CHP’nin bundan önce ne yapıyorsa, bundan sonra da onu yapacağını söyleyen Yunus Emre, yapılacakları anlattı:

“Ne yapıyoruz biz? İki şeyi bir arada yapıyoruz. Bir, hukukla ilgili mücadeleyi — bütün hadisenin siyasi olduğunu biliyor olsak da — sonuna kadar yürütüyoruz. Dilekçelerimizi yazıyoruz, avukatlarımız gidiyor, orada bu görüşlerimizi anlatıyor. Mahkemeler bakımından ne icap ediyorsa, onları yapıyoruz zaten. İkincisi de şu: İktidarın kimi olaylarda bu kadar muhalefetin sert şekilde üstüne geldiği bir ortamda toplum — sadece Cumhuriyet Halk Partililer değil — toplumun farklı kesimleri, demokrasiyi isteyen, Türkiye’nin geleceği bakımından kaygı duyan insanlar bir dayanışma gösterdiğinde, iktidar durdurulabiliyor.
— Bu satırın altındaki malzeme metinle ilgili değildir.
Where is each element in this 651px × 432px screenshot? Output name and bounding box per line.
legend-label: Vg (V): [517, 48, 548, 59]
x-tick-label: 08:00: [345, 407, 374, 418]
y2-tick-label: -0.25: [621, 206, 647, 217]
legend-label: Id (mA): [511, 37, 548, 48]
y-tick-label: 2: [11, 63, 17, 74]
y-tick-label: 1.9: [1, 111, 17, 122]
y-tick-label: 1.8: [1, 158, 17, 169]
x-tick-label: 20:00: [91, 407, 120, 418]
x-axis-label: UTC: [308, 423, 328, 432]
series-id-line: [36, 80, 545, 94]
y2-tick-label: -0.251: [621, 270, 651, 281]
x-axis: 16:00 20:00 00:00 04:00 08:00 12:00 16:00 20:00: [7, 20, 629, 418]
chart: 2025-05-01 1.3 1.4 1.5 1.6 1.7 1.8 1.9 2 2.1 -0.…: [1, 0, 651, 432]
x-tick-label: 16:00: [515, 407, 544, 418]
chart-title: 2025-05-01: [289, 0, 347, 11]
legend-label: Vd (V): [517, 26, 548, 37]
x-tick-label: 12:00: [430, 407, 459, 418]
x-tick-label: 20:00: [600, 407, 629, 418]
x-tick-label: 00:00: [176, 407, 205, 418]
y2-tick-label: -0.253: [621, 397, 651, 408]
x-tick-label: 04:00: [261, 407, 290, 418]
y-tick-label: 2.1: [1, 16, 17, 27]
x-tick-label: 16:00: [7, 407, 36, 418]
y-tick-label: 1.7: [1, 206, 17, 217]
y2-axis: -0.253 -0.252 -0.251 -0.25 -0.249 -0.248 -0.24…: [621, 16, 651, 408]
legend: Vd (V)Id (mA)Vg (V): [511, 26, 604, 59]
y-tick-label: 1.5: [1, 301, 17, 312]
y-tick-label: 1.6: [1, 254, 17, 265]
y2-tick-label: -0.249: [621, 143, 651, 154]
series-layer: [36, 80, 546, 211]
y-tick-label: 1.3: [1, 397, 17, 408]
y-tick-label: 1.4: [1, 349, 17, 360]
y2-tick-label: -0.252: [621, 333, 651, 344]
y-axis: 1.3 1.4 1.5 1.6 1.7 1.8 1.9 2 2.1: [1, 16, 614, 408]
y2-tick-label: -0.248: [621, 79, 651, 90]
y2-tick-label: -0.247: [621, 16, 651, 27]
Bunun örneklerini gördük. O bakımdan da bu meseleyi bir Cumhuriyet Halk Partisi meselesi olarak görmenin ötesinde, Türkiye’de demokrasinin savunulması, sandığın savunulması meselesi olarak gördüğümüzü toplumla paylaşacağız. Toplumun buna desteğini isteyeceğiz. Bundan başka yol mümkün değil.”

Emre, bu meselenin İmamoğlu’nun, Özgür Özel’in şahsi meselesi olmadığını söyleyerek, “Türkiye’de bu zamana kadar, 2025 yılına kadar vatandaşlar bilirdi ki, kardeşim, Türkiye’yi yönetenler sandıktan çıkar. Seçimi kim kazanırsa Türkiye’yi onlar yönetir. Şimdi isteniyor ki bunu çöpe atalım. Yani bu yerleşmiş, yıllardır, on yıllardır herkesin bildiği bu ilkeyi bir çöpe atalım. Sandıktan çıksa da çıkmasa da Erdoğan Türkiye’yi yönetsin kardeşim. Bu isteniyor bugün” dedi.